I just ordered my own copy of English Literature in the 16th Century by C.S. Lewis, but just to whet my appetite and yours, I found these quotes on the Puritans here and copied them for our mutual enjoyment:
The fierce young don, the learned lady, the courtier with intellectual leanings, were likely to be Calvinists. When hard rocks of Predestination outcrop in the flowery of the Arcadia or the Faerie Queen, we are apt to think them anomalous, but we are wrong. The Calvinism is as modish as the shepherds and goddesses (C.S. Lewis, English Literature in the 16th Century, p. 43).
To be sure, there are standards by which the early Protestants could be called ‘puritanical’; they held adultery, fornication, and perversion for deadly sins. But then so did the Pope. If that is puritanism, all Christendom was then puritanical together. So far as there was any difference about sexual morality, the Old Religion was the more austere. The exaltation of virginity is a Roman, that of marriage, a Protestant, trait (C.S. Lewis, English Literature in the 16th Century, p. 35).

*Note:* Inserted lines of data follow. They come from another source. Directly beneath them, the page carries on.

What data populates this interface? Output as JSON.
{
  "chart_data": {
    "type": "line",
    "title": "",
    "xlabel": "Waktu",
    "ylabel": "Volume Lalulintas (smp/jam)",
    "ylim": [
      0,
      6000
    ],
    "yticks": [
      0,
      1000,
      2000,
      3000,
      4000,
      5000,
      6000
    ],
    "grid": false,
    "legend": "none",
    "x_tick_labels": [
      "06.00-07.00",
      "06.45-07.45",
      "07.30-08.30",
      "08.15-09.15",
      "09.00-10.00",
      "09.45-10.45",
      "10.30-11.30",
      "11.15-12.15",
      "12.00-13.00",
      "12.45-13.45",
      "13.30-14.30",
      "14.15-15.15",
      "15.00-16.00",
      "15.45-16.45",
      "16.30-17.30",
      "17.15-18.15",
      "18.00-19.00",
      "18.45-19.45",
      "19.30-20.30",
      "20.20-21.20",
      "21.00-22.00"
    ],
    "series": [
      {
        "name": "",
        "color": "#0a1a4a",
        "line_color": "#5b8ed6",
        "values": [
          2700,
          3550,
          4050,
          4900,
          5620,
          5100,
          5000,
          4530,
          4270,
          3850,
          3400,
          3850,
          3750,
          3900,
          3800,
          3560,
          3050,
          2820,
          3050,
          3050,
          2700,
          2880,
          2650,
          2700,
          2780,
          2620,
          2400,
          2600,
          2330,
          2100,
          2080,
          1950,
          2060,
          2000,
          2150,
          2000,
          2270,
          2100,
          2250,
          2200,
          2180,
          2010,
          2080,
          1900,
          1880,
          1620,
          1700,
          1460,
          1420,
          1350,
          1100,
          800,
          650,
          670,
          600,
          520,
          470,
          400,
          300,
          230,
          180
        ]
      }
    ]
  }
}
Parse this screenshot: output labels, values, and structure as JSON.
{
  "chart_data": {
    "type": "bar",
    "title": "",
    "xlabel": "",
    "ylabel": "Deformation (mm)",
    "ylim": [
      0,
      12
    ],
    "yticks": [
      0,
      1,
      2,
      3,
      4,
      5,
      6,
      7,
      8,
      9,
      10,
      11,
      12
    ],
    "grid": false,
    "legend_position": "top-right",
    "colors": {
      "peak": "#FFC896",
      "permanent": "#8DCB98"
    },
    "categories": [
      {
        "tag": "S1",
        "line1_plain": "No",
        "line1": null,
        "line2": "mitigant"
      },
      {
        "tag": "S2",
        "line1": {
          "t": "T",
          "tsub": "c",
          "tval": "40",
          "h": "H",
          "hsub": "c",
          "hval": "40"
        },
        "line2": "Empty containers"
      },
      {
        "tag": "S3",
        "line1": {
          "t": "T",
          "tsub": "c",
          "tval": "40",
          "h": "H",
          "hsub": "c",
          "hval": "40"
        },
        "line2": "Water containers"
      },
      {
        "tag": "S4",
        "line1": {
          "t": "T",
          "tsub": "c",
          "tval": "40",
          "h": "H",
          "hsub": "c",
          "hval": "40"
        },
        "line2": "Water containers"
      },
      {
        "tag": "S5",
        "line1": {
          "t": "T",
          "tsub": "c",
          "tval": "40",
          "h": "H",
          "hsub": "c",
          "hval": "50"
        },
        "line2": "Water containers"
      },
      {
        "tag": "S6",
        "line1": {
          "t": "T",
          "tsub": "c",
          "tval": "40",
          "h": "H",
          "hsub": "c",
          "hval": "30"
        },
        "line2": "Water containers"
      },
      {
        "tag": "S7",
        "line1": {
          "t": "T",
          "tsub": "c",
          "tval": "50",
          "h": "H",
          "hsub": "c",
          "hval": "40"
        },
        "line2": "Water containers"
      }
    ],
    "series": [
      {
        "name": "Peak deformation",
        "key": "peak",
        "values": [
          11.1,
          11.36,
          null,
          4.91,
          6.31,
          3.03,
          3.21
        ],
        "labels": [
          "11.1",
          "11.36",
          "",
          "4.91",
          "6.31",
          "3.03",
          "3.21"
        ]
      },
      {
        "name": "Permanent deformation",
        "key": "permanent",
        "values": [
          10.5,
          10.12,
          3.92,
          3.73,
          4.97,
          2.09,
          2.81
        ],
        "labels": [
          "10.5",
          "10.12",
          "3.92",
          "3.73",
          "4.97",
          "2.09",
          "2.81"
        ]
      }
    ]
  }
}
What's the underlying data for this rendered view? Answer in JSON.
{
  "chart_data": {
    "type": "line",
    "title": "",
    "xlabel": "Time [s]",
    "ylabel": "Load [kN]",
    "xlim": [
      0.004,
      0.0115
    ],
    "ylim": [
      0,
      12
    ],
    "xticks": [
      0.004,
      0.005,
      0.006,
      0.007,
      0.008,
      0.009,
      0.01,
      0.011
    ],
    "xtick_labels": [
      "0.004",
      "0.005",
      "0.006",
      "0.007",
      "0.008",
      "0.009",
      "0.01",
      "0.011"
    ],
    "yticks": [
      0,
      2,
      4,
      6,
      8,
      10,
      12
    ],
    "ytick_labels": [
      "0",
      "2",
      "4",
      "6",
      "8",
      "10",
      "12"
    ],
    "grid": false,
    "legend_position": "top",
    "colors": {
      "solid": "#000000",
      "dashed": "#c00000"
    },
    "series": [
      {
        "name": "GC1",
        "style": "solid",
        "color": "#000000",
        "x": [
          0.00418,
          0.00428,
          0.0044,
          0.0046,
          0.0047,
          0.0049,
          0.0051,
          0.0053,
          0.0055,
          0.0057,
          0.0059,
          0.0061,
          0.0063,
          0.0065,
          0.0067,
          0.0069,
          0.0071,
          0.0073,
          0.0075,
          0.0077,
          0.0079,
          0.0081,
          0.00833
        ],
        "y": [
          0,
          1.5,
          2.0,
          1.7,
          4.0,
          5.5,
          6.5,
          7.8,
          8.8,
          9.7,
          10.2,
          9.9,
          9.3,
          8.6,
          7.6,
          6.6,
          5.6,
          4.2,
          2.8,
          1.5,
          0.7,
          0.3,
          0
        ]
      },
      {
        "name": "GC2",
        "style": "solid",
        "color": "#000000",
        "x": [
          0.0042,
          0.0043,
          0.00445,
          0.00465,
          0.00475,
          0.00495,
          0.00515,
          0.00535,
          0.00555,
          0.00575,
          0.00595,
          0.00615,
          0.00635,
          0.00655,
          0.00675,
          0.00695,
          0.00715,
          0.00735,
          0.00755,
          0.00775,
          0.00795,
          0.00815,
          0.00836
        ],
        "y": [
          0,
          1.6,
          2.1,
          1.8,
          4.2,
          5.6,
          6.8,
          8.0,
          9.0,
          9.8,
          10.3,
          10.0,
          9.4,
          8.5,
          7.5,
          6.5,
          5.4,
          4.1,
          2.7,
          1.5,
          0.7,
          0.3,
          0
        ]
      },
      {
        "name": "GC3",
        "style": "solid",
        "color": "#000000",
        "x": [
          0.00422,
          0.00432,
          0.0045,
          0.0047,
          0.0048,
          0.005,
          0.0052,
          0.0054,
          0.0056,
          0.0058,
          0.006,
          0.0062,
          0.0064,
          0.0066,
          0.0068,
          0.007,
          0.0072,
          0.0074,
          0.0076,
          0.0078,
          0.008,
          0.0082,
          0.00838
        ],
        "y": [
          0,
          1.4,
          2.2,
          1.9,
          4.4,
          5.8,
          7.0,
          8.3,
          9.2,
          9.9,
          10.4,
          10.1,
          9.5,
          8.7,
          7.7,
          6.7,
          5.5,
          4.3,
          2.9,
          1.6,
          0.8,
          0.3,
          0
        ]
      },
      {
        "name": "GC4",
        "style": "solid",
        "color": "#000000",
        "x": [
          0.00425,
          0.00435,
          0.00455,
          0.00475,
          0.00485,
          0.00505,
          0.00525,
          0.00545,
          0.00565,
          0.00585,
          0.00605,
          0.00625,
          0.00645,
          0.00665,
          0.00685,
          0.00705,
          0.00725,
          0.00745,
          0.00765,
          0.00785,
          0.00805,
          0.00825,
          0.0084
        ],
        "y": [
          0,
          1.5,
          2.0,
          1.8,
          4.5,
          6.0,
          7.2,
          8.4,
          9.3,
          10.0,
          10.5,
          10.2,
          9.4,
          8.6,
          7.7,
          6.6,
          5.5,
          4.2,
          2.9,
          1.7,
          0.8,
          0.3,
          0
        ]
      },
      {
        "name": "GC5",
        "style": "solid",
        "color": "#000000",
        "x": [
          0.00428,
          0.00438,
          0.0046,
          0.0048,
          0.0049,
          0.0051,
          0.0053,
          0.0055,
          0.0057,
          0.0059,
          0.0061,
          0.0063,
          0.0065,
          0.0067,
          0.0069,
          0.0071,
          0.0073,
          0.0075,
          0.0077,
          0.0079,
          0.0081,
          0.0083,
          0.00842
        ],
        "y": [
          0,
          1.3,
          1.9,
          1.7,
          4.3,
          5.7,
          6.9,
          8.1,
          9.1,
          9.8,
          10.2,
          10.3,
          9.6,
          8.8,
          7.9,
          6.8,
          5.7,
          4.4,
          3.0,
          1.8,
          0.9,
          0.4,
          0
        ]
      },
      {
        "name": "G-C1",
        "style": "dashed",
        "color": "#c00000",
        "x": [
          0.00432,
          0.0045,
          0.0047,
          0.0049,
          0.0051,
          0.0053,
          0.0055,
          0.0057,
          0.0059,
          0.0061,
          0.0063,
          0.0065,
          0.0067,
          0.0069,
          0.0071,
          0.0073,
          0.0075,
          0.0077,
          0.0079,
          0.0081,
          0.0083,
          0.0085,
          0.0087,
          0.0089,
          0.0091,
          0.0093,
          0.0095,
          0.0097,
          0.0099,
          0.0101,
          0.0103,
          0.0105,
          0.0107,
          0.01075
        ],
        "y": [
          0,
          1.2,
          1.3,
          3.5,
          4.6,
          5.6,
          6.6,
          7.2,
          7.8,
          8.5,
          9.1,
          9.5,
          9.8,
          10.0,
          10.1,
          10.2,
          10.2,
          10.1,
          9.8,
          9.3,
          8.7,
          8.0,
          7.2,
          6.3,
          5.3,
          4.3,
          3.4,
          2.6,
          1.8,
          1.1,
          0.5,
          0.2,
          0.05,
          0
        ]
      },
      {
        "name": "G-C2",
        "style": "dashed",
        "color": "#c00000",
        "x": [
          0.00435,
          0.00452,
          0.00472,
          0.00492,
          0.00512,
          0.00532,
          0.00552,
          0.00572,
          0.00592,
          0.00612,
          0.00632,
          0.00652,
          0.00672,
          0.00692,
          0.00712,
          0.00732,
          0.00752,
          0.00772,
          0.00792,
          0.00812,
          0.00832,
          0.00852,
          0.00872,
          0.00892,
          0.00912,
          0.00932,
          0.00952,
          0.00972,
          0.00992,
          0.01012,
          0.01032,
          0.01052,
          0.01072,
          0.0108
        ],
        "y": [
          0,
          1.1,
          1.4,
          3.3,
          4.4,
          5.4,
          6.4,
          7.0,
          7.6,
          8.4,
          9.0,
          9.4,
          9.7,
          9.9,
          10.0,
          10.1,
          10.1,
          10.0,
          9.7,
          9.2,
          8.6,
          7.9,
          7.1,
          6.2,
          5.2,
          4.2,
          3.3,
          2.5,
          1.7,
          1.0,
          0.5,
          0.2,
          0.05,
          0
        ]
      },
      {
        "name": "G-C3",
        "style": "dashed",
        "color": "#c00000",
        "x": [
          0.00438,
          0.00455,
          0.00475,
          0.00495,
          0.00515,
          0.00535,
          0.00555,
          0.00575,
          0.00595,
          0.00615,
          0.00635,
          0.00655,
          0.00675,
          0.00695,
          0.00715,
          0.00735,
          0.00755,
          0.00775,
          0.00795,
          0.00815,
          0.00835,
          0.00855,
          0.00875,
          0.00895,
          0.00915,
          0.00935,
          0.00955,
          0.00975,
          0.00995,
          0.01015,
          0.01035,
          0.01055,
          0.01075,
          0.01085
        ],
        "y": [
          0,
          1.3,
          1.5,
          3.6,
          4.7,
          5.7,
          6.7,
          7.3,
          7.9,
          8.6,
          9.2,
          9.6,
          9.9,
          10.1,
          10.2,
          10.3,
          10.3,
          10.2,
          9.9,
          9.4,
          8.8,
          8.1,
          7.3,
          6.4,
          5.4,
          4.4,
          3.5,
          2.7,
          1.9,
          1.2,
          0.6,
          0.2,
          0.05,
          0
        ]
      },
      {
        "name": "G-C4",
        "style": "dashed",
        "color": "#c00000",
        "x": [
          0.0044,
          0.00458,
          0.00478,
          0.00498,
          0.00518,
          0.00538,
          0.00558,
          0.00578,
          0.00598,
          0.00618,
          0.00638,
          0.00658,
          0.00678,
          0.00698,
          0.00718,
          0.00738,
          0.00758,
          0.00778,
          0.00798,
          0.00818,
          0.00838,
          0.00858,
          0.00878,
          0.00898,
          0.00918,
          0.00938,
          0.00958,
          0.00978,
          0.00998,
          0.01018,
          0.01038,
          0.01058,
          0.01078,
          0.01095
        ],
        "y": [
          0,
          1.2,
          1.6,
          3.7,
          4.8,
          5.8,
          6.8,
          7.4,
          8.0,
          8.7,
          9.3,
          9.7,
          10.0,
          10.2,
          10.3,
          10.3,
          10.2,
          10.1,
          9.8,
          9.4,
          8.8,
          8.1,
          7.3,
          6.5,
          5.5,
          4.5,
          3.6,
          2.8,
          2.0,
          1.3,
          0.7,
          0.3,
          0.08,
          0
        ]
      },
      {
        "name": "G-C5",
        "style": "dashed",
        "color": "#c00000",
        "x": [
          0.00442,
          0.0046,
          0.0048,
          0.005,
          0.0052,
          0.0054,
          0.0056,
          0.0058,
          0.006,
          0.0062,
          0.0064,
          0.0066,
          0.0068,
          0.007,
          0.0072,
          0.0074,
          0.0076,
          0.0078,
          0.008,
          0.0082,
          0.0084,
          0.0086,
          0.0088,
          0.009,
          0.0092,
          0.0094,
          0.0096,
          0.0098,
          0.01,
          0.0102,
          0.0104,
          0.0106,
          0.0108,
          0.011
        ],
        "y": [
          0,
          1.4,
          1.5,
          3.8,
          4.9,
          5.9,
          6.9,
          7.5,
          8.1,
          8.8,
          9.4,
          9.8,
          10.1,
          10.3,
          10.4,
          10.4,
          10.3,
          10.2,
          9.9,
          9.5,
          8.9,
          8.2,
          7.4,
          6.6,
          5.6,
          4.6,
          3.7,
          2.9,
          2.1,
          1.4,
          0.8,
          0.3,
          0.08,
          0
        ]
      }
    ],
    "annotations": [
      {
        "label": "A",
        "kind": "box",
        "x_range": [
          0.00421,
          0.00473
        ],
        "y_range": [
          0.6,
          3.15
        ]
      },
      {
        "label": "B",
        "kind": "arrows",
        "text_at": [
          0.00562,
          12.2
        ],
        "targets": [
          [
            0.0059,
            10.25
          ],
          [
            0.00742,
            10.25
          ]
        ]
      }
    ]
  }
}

But there is no understanding the period of the Reformation in England until we have grasped the fact that the quarrel between the Puritans and the Papists was not primarily a quarrel between rigorism and indulgence, and that, in so far as it was, the rigorism was on the Roman side. On many questions, and specially in their view of the marriage bed, the Puritans were the indulgent party; if we may without disrespect so use the name of a great Roman Catholic, a great writer, and a great man, they were much more Chestertonian than their adversaries (C.S. Lewis, Selected Literary Essays, p. 116).
Relief and buoyancy are the characteristic notes . . . It follows that nearly every association which now clings to the word puritan has to be eliminated when we are thinking of the early Protestants. Whatever they were, they were not sour, gloomy, or severe; nor did their enemies bring any such charge against them . . . For More, a Protestant was one ‘dronke of the new must of lewd lightnes of minde and vayne gladness of harte’ . . . Protestantism was not too grim, but too glad, to be true . . . Protestants are not ascetics but sensualists (C.S. Lewis, English Literature in the 16th Century, p. 34).
We can hardly help calling them “Puritanism” and “humanism”, but neither word meant the same as it does in modern America. By purity the Elizabethan Puritan meant not chastity but ‘pure’ theology and, still more, ‘pure’ church discipline. That is, he wanted an all-powerful Prebyterian Church, a church stronger than the state, set up in England, on the model of Calvin’s church at Geneva. Knox in Scotland loudly demanded, and at least one English Puritan hinted, that this should be done by armed revolution. Calvin, the great successful doctrinaire who had actually set up the ‘new order’, was the man who had dazzled them all. We must picture these Puritans as the very opposite of those who bear that name today: as young, fierce, progressive intellectuals, very fashionable and up-to-date. They were not teetotallers; bishops, not beer, were their special aversion (C.S. Lewis, Studies in Medieval and Renaissance Literature (On Edmund Spenser), pp. 121-122).
Brian Marr says
Wow, this book is going around these days. Just for the record, Lewis often called this book OHEL for short because he couldn’t bear to comment on a book he hadn’t read and a great deal of the sixteenth century was ‘drab.’ He said writing it was like a young girl marrying an elderly millionaire and it being a very long wait before he died. Therefore, in defense of your Pastoral time, I would recommend this portions:
Introduction (fascinating more on that below), The Close of the Middle Ages in Scotland (cam be skipped, but not tedious), Drab Age Prose-Religious Controversy and Translation (really great for Pastors), and in the chapters on the Golden Age look at the sections on these authors: Sir Philip Sidney, Shakespeare’s Sonnets, Marlowe and Chapman, Martin Marprelate, and (all rise) Richard Hooker, whose Laws of the Ecclesiastical Polity should be on every Pastor’s shelf right by Calvin’s Institutes. I would resist the temptation to look at Spenser. If you must, read The Allegory of Love; here it’s convoluted. If you are interested in finishing the book and being able to say you have read it, try to mix the drab with the golden. Whatever you do, don’t read cover to cover.
Finally, I would like to hear you comment on his description of John Calvin, which is by no means favorable. I know Stokes thinks Lewis misunderstood total depravity and I would enjoy those bits and also, since you just went through Mere Christianity, his bits on faith and works and the Reformation as “metaphysical argument at a fair” cry out for discussion. Also, I am getting a little bugged by the idea that Lewis was unabashedly in love with the Puritans; he wasn’t and his loyalties really lay with the Anglican establishment as a careful reading shows. I’d also like to see what you think of his description of Hooker. Did I mention you should read Hooker?